Admittedly, this was a bit of a lifetime achievement award for Stone, who has long been celebrated as one of the best two-way players in the league. If there’s a guy worthy of becoming the first winger to win the Selke since Dallas Stars dynamo Jere Lehtinen back in 2003, surely it’s Stone, the takeaways monster.

As for the two guys who’ve had a death grip on this award recently, Patrice Bergeron was limited to 65 games and though I’m sure Anze Kopitar remains a nightmare to play against, the 2018 winner wasn’t getting the award in a 60-point, minus-20 season.

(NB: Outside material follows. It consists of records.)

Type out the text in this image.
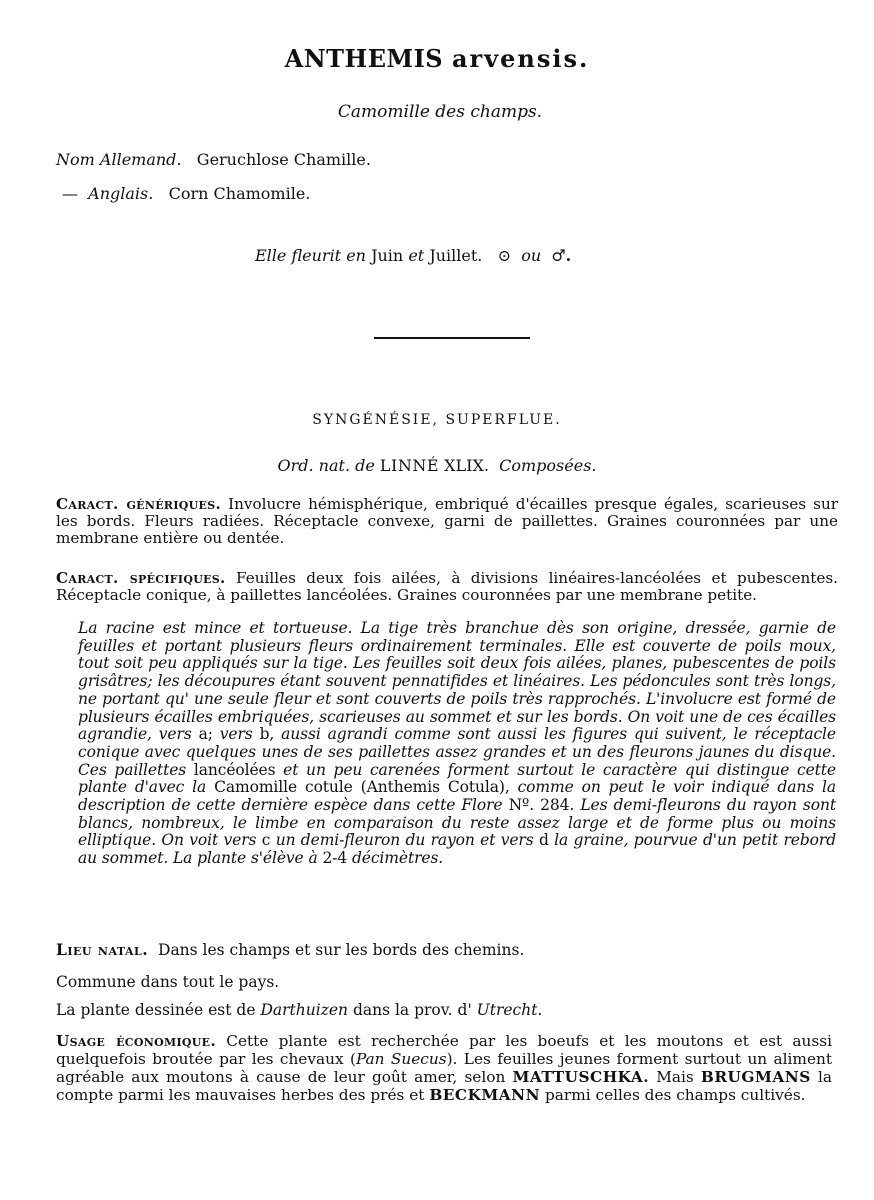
ANTHEMIS arvensis.
Camomille des champs.
Nom Allemand. Geruchlose Chamille.
— Anglais. Corn Chamomile.
Elle fleurit en Juin et Juillet. ⊙ ou ♂.
SYNGÉNÉSIE, SUPERFLUE.
Ord. nat. de LINNÉ XLIX. Composées.
Caract. génériques. Involucre hémisphérique, embriqué d'écailles presque égales, scarieuses sur les bords. Fleurs radiées. Réceptacle convexe, garni de paillettes. Graines couronnées par une membrane entière ou dentée.
Caract. spécifiques. Feuilles deux fois ailées, à divisions linéaires-lancéolées et pubescentes. Réceptacle conique, à paillettes lancéolées. Graines couronnées par une membrane petite.
La racine est mince et tortueuse. La tige très branchue dès son origine, dressée, garnie de feuilles et portant plusieurs fleurs ordinairement terminales. Elle est couverte de poils moux, tout soit peu appliqués sur la tige. Les feuilles soit deux fois ailées, planes, pubescentes de poils grisâtres; les découpures étant souvent pennatifides et linéaires. Les pédoncules sont très longs, ne portant qu' une seule fleur et sont couverts de poils très rapprochés. L'involucre est formé de plusieurs écailles embriquées, scarieuses au sommet et sur les bords. On voit une de ces écailles agrandie, vers a; vers b, aussi agrandi comme sont aussi les figures qui suivent, le réceptacle conique avec quelques unes de ses paillettes assez grandes et un des fleurons jaunes du disque. Ces paillettes lancéolées et un peu carenées forment surtout le caractère qui distingue cette plante d'avec la Camomille cotule (Anthemis Cotula), comme on peut le voir indiqué dans la description de cette dernière espèce dans cette Flore Nº. 284. Les demi-fleurons du rayon sont blancs, nombreux, le limbe en comparaison du reste assez large et de forme plus ou moins elliptique. On voit vers c un demi-fleuron du rayon et vers d la graine, pourvue d'un petit rebord au sommet. La plante s'élève à 2-4 décimètres.
Lieu natal. Dans les champs et sur les bords des chemins.
Commune dans tout le pays.
La plante dessinée est de Darthuizen dans la prov. d' Utrecht.
Usage économique. Cette plante est recherchée par les boeufs et les moutons et est aussi quelquefois broutée par les chevaux (Pan Suecus). Les feuilles jeunes forment surtout un aliment agréable aux moutons à cause de leur goût amer, selon MATTUSCHKA. Mais BRUGMANS la compte parmi les mauvaises herbes des prés et BECKMANN parmi celles des champs cultivés.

Speaking of owning this trophy, you can put down in ink that Aleksander Barkov is going to win a bunch in the very near future.

Lady Byng Trophy

1. Aleksander Barkov
2. Morgan Rielly
3. Ryan O’Reilly
4. Matt Duchene
5. Sean Monahan

Barkov took four minor penalties throughout the course of his 96-point season. That’s a good enough PIM-to-points ratio for me and, as noted above in the Selke talk, this guy is destined for some stage time in Vegas, so let’s kick it off.

Morgan Rielly always draws extra consideration for the fact he was trying to become just the second defenceman since 1954 to win the award (Brian Campbell took the honour in 2012).

It’s incredible that O’Reilly can play such a defensively stout game without taking more penalties, even accidentally.